Below is an example image of the “Overview” tab. - Column A will list what table the information is about - Column B the column name - Column C the data type - Column D the maximum length of the values (number of characters/digits) - Column E is the number of rows (with text files it will return - 1) - Column F will tell you how many rows of the N rows were scanned - Column G shows how many of the checked rows are empty - Column H shows a count of the unique values within the checked rows. This number is sometimes an upper limit of the unique values, indicated by a
<= sign (v0.9.0) - Column I shows the percentage of unique values among all (0% = constant value, 100% = unique column) (v0.9.0)
For a tab that describes a single table, the columns names from the source table (or delimited text file) will be across the columns of the Excel tab. Each source table column will generate two columns in the Excel. One column will list all distinct values that have a “Min cell count” greater than what was set at time of the scan (Section - Performing the Scan). If a list of unique values was truncated, the last value in the list will be “List truncated”; this indicates that there are one or more additional unique source values that appear less than the number entered in the “Min cell count” described in Section - Performing the Scan. Next to each distinct value will be a second column that contains the frequency, or the number of times that value occurs in the data. These two columns (distinct values and frequency) will repeat for all the source columns in the table profiled in the workbook.
The report is powerful in understanding your source data by highlighting what exists. For example, the above results were given back on the “SEX” column within one of the tables scanned, we can see that there were two common values (1 and 2) that appeared 61,491 and 35,401 times respectively. WhiteRabbit will not define 1 as male and 2 as female; the data holder will typically need to define source codes unique to the source system. However these two values (1 & 2) are not the only values present in the data because we see this list was truncated. These other values appear with very low frequency (defined by “Min cell count”) and often represent incorrect or highly suspicious values. When generating an ETL we should not only plan to handle the high-frequency gender concepts 1 and 2 but the other low-frequency values that exist within this column.
If the option for numerical statistics is checked, then a set of statistics is calculated for all integer, real and date data types. The following statistics are added to the Overview sheet:
If the number of values is smaller than the set reservoir size, then the standard deviation and three quartile boundaries are the exact population statistics.
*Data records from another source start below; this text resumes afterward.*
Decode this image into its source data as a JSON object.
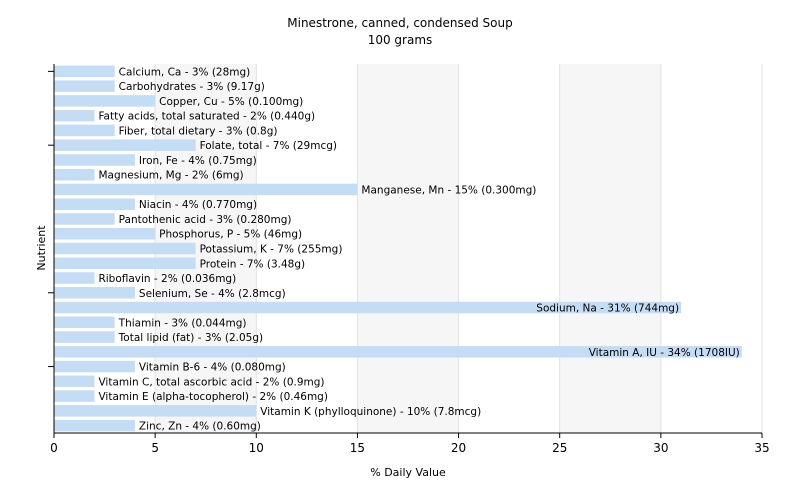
{
  "chart_data": {
    "type": "bar",
    "orientation": "horizontal",
    "title": "Minestrone, canned, condensed Soup",
    "subtitle": "100 grams",
    "xlabel": "% Daily Value",
    "ylabel": "Nutrient",
    "xlim": [
      0,
      35
    ],
    "xticks": [
      0,
      5,
      10,
      15,
      20,
      25,
      30,
      35
    ],
    "grid": "vertical",
    "bar_color": "#c5dcf5",
    "categories": [
      "Calcium, Ca",
      "Carbohydrates",
      "Copper, Cu",
      "Fatty acids, total saturated",
      "Fiber, total dietary",
      "Folate, total",
      "Iron, Fe",
      "Magnesium, Mg",
      "Manganese, Mn",
      "Niacin",
      "Pantothenic acid",
      "Phosphorus, P",
      "Potassium, K",
      "Protein",
      "Riboflavin",
      "Selenium, Se",
      "Sodium, Na",
      "Thiamin",
      "Total lipid (fat)",
      "Vitamin A, IU",
      "Vitamin B-6",
      "Vitamin C, total ascorbic acid",
      "Vitamin E (alpha-tocopherol)",
      "Vitamin K (phylloquinone)",
      "Zinc, Zn"
    ],
    "values": [
      3,
      3,
      5,
      2,
      3,
      7,
      4,
      2,
      15,
      4,
      3,
      5,
      7,
      7,
      2,
      4,
      31,
      3,
      3,
      34,
      4,
      2,
      2,
      10,
      4
    ],
    "labels": [
      "Calcium, Ca - 3% (28mg)",
      "Carbohydrates - 3% (9.17g)",
      "Copper, Cu - 5% (0.100mg)",
      "Fatty acids, total saturated - 2% (0.440g)",
      "Fiber, total dietary - 3% (0.8g)",
      "Folate, total - 7% (29mcg)",
      "Iron, Fe - 4% (0.75mg)",
      "Magnesium, Mg - 2% (6mg)",
      "Manganese, Mn - 15% (0.300mg)",
      "Niacin - 4% (0.770mg)",
      "Pantothenic acid - 3% (0.280mg)",
      "Phosphorus, P - 5% (46mg)",
      "Potassium, K - 7% (255mg)",
      "Protein - 7% (3.48g)",
      "Riboflavin - 2% (0.036mg)",
      "Selenium, Se - 4% (2.8mcg)",
      "Sodium, Na - 31% (744mg)",
      "Thiamin - 3% (0.044mg)",
      "Total lipid (fat) - 3% (2.05g)",
      "Vitamin A, IU - 34% (1708IU)",
      "Vitamin B-6 - 4% (0.080mg)",
      "Vitamin C, total ascorbic acid - 2% (0.9mg)",
      "Vitamin E (alpha-tocopherol) - 2% (0.46mg)",
      "Vitamin K (phylloquinone) - 10% (7.8mcg)",
      "Zinc, Zn - 4% (0.60mg)"
    ]
  }
}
Otherwise, the statistics are approximated based on a representative sample. The average, minimum and maximum are always true population statistics. For dates, the numerical statistics are calculated by using epoch days. The standard deviation of dates is given in days, the other statistics are converted to a date representation.
This feature allows one to create a fake dataset based on a WhiteRabbit scan report. Fake data can be generated outputted directly to database tables or as csv. The resulting dataset could be used to develop ETL code when direct access to the data is not available. This feature is currently still experimental.